Categories
digital rhetoric

a pro-tools theory of composition

On Salon, Simon Reynolds reviews Kanye West's and Axl Rose's new albums. The review takes an interesting detour into the increasing role of digital tools in corporate music production, specifically Pro-Tools and Auto-Tune. Reynolds summarizes his negative review of Guns 'n Roses this way: "Rose wanted to create something of grandeur and beauty the way the
classic rock gods did, but like the cosmetic surgery addict who doesn't
know when to stop having operations, he ended up with something botched
and grotesque: a face that can't transmit a recognizable emotion."

Pro Tools works by creating a simulated perfection. Perfection might be a particular way of conceiving the simulacrum: it is a copy of an object that doesn't exist. Auto-tune works in a similar way by "correcting" off-pitch notes. As Reynolds notes, in this practice we can encounter the monstrosity in perfection, and the result can be a production that doesn't quite work (as the case with Guns 'n Roses, at least according to Reynolds) or, more typically, a production that sounds like all the others (as we see with Top 40 songs).

So let's work by generalization toward a theory of composition. Pro Tools and Auto-Tune, at least as they are typically used (and that's a key point to which I will return), assume that beauty-cum-perfection is generalizable: what is beautiful here will be beautiful everywhere else in the song. They also assume that beauty can be/is digitized. That is, what is beautiful in this part of the song is captured in the digital articulation/recording and can be copied/pasted elsewhere.
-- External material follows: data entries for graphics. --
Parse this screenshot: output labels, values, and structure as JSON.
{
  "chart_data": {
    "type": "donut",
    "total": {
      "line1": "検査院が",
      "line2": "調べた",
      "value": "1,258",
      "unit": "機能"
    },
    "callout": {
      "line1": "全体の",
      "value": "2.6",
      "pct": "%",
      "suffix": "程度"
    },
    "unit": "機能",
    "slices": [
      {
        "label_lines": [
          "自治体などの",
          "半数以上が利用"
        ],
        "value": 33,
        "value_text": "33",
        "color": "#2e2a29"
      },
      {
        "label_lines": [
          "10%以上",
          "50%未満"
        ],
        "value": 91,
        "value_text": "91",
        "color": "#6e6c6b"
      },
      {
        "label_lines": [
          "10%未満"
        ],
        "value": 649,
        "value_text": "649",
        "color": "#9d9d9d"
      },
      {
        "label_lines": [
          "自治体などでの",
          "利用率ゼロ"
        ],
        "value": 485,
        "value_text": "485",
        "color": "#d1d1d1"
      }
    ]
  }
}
I believe this is a faulty theory of composition, even though it does function crudely speaking and can even succeed in producing marketable music. Essentially it ignores the value of kairos, the embodied, situated-ness of rhetoric: what is beautiful here/now may not be so elsewhere. Indeed what makes sense here/now may not make sense elsewhere. Furthermore reiteration leads to mutation: in some mathematical/digital sense the sound is the "same." But I'm not listening to a song with my calculator. I'm listening with my ears. Without that sense of real embodiment, one is left with a cold, ineffectual aesthetic or as my favorite line from this review states: "There's a gross tumescence to the sound of "Chinese Democracy" redolent
of the 4-hour erections induced by Viagra: engorged but devoid of

desire, a meaningless show of strength."

Or think of it this way. The problem with plagiarism isn't just that it is intellectually lazy or unethical. Generally speaking the plagiarized text doesn't make sense. That's how we notice it as readers of student papers. You can't just cut and paste material, even it if it is beautiful somewhere else. But it's not only plagarism. The problem extends more generally to rhetorical-compositional methods. This of course is what we mean when we say that we cannot speak of the writing process. How many compositions, extended to meet a page requirement might be described as engorged but devoid of
desire, a meaningless show of strength
?

This is also why on the one hand we can speak of the importance of regular reading to being a good writer but also recognize that we don't really learn to write by creating conscious rhetorical "models." If you want to think about the texts you read as models, that's fine. If you want to imitate a text as a kind of heuristic exercise that's fine too. Ultimately though, writing is about the internalization. As we all know with music, it isn't about perfection. It's about affect and expression (in the Deleuzian sense).

For Reynolds this appears to be the case with Kanye West's album, where he sees the use of Auto-Tune, in conjunction with other digital effects, as integrated into an experimental heuristic rather than as replication of the same (though obviously he doesn't put it in those words!). This is always the danger with the kind deterriotiralizations made possible through digital technologies. One pole leads toward mutation and becoming; the other pole toward fascism and replication. The former reminds me of Wiliam Gibson's remark that the street finds its own uses for things. Composition becomes a series of inventive, non-determining tactics for unfolding texts. Bring in these machines but seek out their mutative potential.